I need hardly remind the reader of the importance of our subject. It is literally a life-and-death matter. Human destiny hangs upon what we shall do with these devices or ours, the machines, now with us for good or ill. How we deal with the problems of industrialism may turn upon our appreciation of the rôle of the artificial no less than upon our answers to the many questions of economics, politics and psychology which are involved.

It has been assumed that the reader has no specialized knowledge of any of the subjects which come under discussion, so that the entire argument shall be as clear as possible to anyone of moderate education. Many, perhaps most of my readers, will therefore find it necessary to skip lightly over those sections which are designed to prepare the ground for the less well-informed. And I must crave indulgence for the way in which many complex problems are summarily disposed of. In so small a book dealing with so large a subject, it is impossible to thrash out thoroughly every question that arises. Where authorities disagree upon major points, however, I have endeavoured either to avoid taking sides, or when that is impossible, to mention the opposing view and to leave the reader to take his choice.

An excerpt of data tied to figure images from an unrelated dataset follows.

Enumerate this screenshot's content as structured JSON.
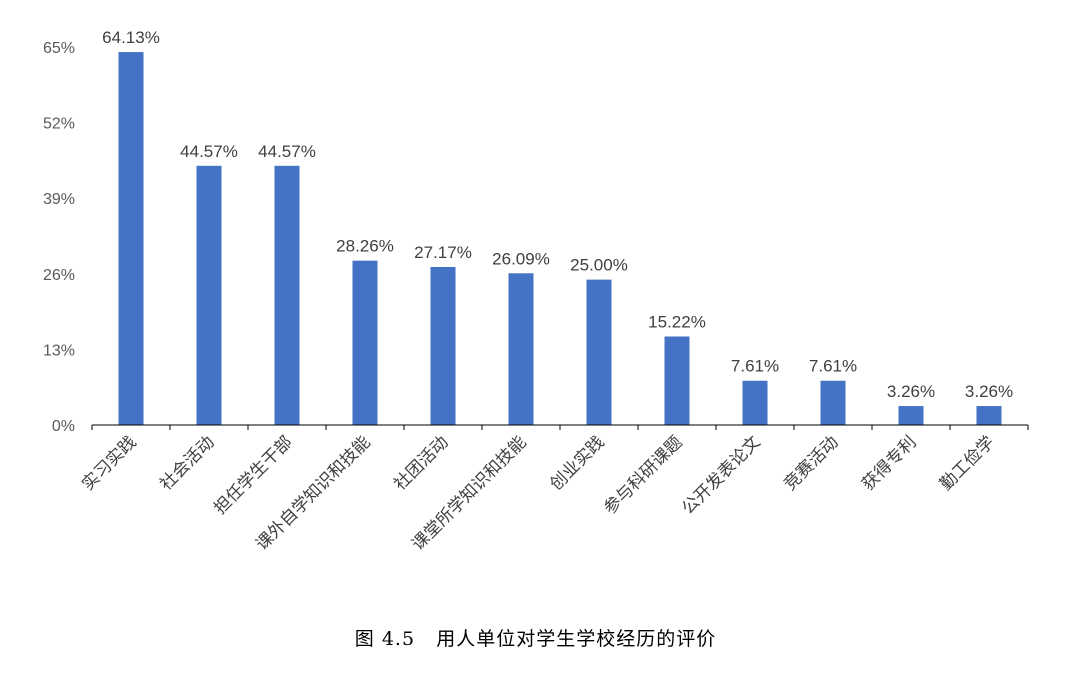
{
  "caption": {
    "figure_number": "图 4.5",
    "text": "用人单位对学生学校经历的评价"
  },
  "colors": {
    "bar": "#4472C4",
    "axis": "#000000",
    "tick_text": "#595959",
    "label_text": "#404040"
  },
  "chart_data": {
    "type": "bar",
    "title": "",
    "xlabel": "",
    "ylabel": "",
    "ylim": [
      0,
      65
    ],
    "yticks": [
      0,
      13,
      26,
      39,
      52,
      65
    ],
    "ytick_labels": [
      "0%",
      "13%",
      "26%",
      "39%",
      "52%",
      "65%"
    ],
    "grid": false,
    "legend": "none",
    "categories": [
      "实习实践",
      "社会活动",
      "担任学生干部",
      "课外自学知识和技能",
      "社团活动",
      "课堂所学知识和技能",
      "创业实践",
      "参与科研课题",
      "公开发表论文",
      "竞赛活动",
      "获得专利",
      "勤工俭学"
    ],
    "values": [
      64.13,
      44.57,
      44.57,
      28.26,
      27.17,
      26.09,
      25.0,
      15.22,
      7.61,
      7.61,
      3.26,
      3.26
    ],
    "data_labels": [
      "64.13%",
      "44.57%",
      "44.57%",
      "28.26%",
      "27.17%",
      "26.09%",
      "25.00%",
      "15.22%",
      "7.61%",
      "7.61%",
      "3.26%",
      "3.26%"
    ]
  }
}
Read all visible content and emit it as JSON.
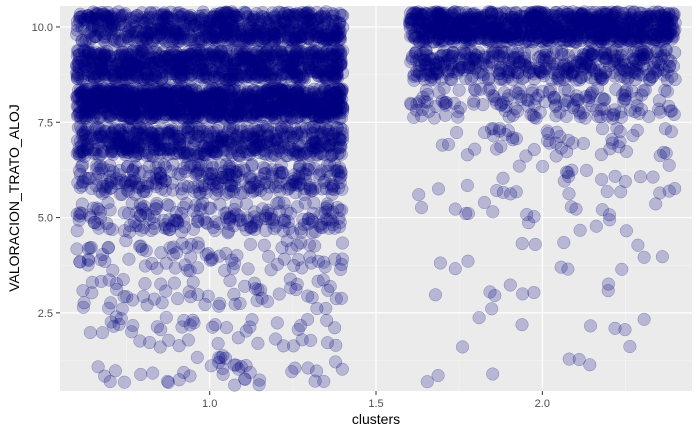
{
  "chart_data": {
    "type": "scatter",
    "title": "",
    "xlabel": "clusters",
    "ylabel": "VALORACION_TRATO_ALOJ",
    "xlim": [
      0.55,
      2.45
    ],
    "ylim": [
      0.45,
      10.55
    ],
    "x_ticks": [
      1.0,
      1.5,
      2.0
    ],
    "x_tick_labels": [
      "1.0",
      "1.5",
      "2.0"
    ],
    "y_ticks": [
      2.5,
      5.0,
      7.5,
      10.0
    ],
    "y_tick_labels": [
      "2.5",
      "5.0",
      "7.5",
      "10.0"
    ],
    "grid": true,
    "legend": "none",
    "point_color": "#000080",
    "point_opacity": 0.22,
    "jitter_width": 0.4,
    "series": [
      {
        "cluster": 1,
        "points_per_value": {
          "1": 40,
          "2": 45,
          "3": 60,
          "4": 80,
          "5": 190,
          "6": 290,
          "7": 570,
          "8": 1160,
          "9": 850,
          "10": 720
        }
      },
      {
        "cluster": 2,
        "points_per_value": {
          "1": 6,
          "2": 8,
          "3": 9,
          "4": 12,
          "5": 18,
          "6": 28,
          "7": 50,
          "8": 150,
          "9": 420,
          "10": 1000
        }
      }
    ]
  },
  "colors": {
    "panel_background": "#ebebeb",
    "grid_major": "#ffffff",
    "tick_text": "#4d4d4d",
    "title_text": "#000000"
  }
}
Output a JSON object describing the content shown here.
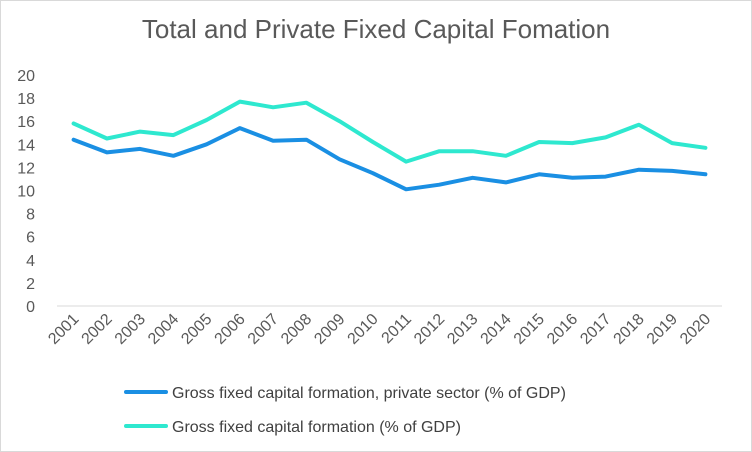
{
  "chart_data": {
    "type": "line",
    "title": "Total and Private Fixed Capital Fomation",
    "xlabel": "",
    "ylabel": "",
    "categories": [
      "2001",
      "2002",
      "2003",
      "2004",
      "2005",
      "2006",
      "2007",
      "2008",
      "2009",
      "2010",
      "2011",
      "2012",
      "2013",
      "2014",
      "2015",
      "2016",
      "2017",
      "2018",
      "2019",
      "2020"
    ],
    "ylim": [
      0,
      20
    ],
    "yticks": [
      0,
      2,
      4,
      6,
      8,
      10,
      12,
      14,
      16,
      18,
      20
    ],
    "grid": false,
    "legend_position": "bottom",
    "series": [
      {
        "name": "Gross fixed capital formation, private sector (% of GDP)",
        "color": "#1a8fe3",
        "values": [
          14.4,
          13.3,
          13.6,
          13.0,
          14.0,
          15.4,
          14.3,
          14.4,
          12.7,
          11.5,
          10.1,
          10.5,
          11.1,
          10.7,
          11.4,
          11.1,
          11.2,
          11.8,
          11.7,
          11.4
        ]
      },
      {
        "name": "Gross fixed capital formation (% of GDP)",
        "color": "#2ee8cf",
        "values": [
          15.8,
          14.5,
          15.1,
          14.8,
          16.1,
          17.7,
          17.2,
          17.6,
          16.0,
          14.2,
          12.5,
          13.4,
          13.4,
          13.0,
          14.2,
          14.1,
          14.6,
          15.7,
          14.1,
          13.7
        ]
      }
    ]
  }
}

One point I must stress to avoid misunderstanding. We are concerned here with only facts and theories relating to facts, not with moral judgments. Whether this or that actual tendency is for our ultimate good or makes for moral and spiritual loss; whether machines and artefacts of all kinds are, as some say, deplorable engines of mischief, or the destined saviours of the race; whether industrialism leads heaven-wards or hell-wards, and all similar questions, are beyond the scope of this treatise.

The large number of books that I have consulted cannot be listed here: many of them will be found in the foot-notes. Where my work is original, and where derivative, I have tried to make evident. It has consisted largely of building up known facts into a system that is in some parts my own but owes an incalculable debt to writers upon all manner of subjects.